Visiting the city for the first time since to reconstruct my old steps more than four decades ago gave me both a mixed feeling of sadness and excitement. I was one of the victims of the vicious terror night of Garissa Gubay. The occasion gave way to a rustic sense of deja-vu. But beyond the pale of the old time, a fine streak of hope fills my heart for the first time.
The city seems to have moved from the rungs of ashes to a city now posed for the pinnaces. In 1980, Garissa place was a small hamlet village-like with mud-wattle temporary and semi-permanent building and plots fenced with dried thorny acacia and with just few permanent structures but mostly in the peripheral villages, predominantly Somali huts reigned. The famous joints of all at the time was Garissa Yarrey or small Garissa. The sparse streets of Garissa Yarey, that I knew then was now clogged with a street hawkers, patrons and beauty parlors and eagle-eyed hawkers making brisk business, as bike-riders and boda-bboda’s with no sense of respect to traffic rules and masses milling the streets jostling for space filled the places.

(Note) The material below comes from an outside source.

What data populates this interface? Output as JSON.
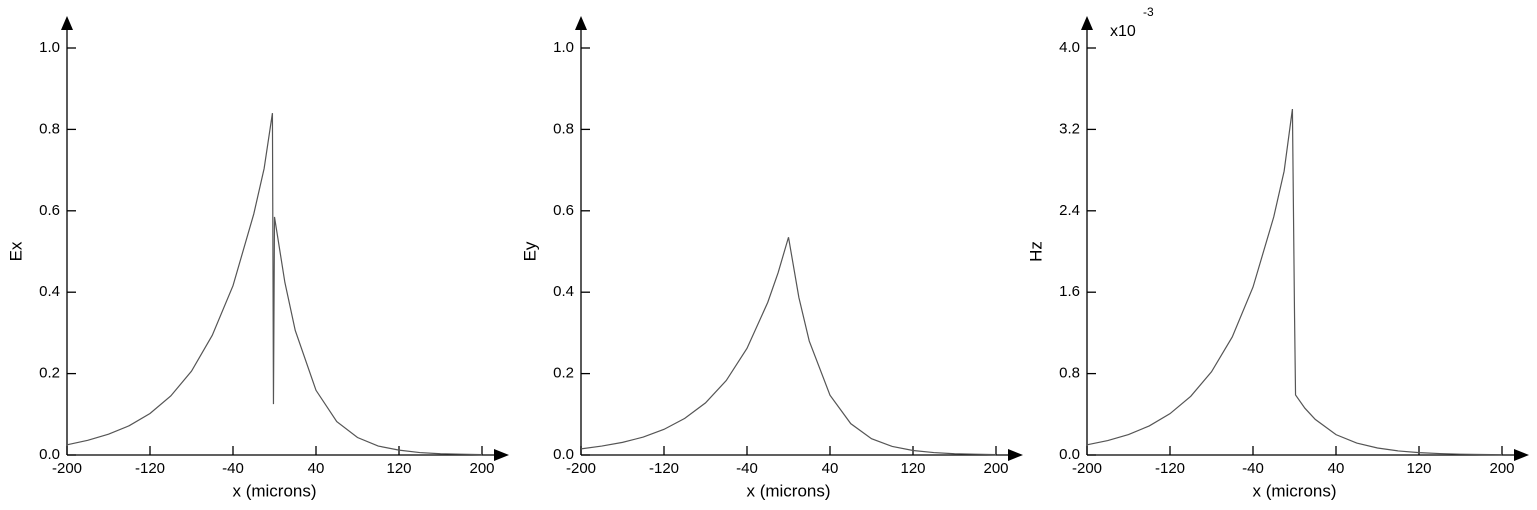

Now with prosperity filling the pockets of the people at least for the middle and upper class of Garissa, dalliance with cars, some vastly expensive was welcoming. But the most unwelcoming were few motorist and cars barricading your way with no undue regards to traffic rules and the poor begging in the streets. Annoying we’re cars stopping in the middle of the road with driver stopping to greet, converse or exchange phone numbers.
Visiting the spot, Garissa primary school where I, and my people (the people of Garissa) were held, starved and tortured for nights and day on end was gut-wrenching. Reeling my memory to this day, Garissa Gubay gives me goosebumps. On this day, Saturday, in 1980, It was a warm evening, the sun had set and the evening was forming, when Garissa Gubay took place. It was the last peaceful Garissa I knew then but forty-one years later, I am back enjoying another Garissa on another Saturday around the same time 8.00pm on August evening in 2021: and a new Garissa that is posed for the pinnacles at peace with itself, developed and prosperous where the sky is the limit. With modern high class Lantern Resort, Nile Palace and Hulugo’s among the many other bounties, and beauty.
Long-live Garissa and the resilient beautiful people of Garissa.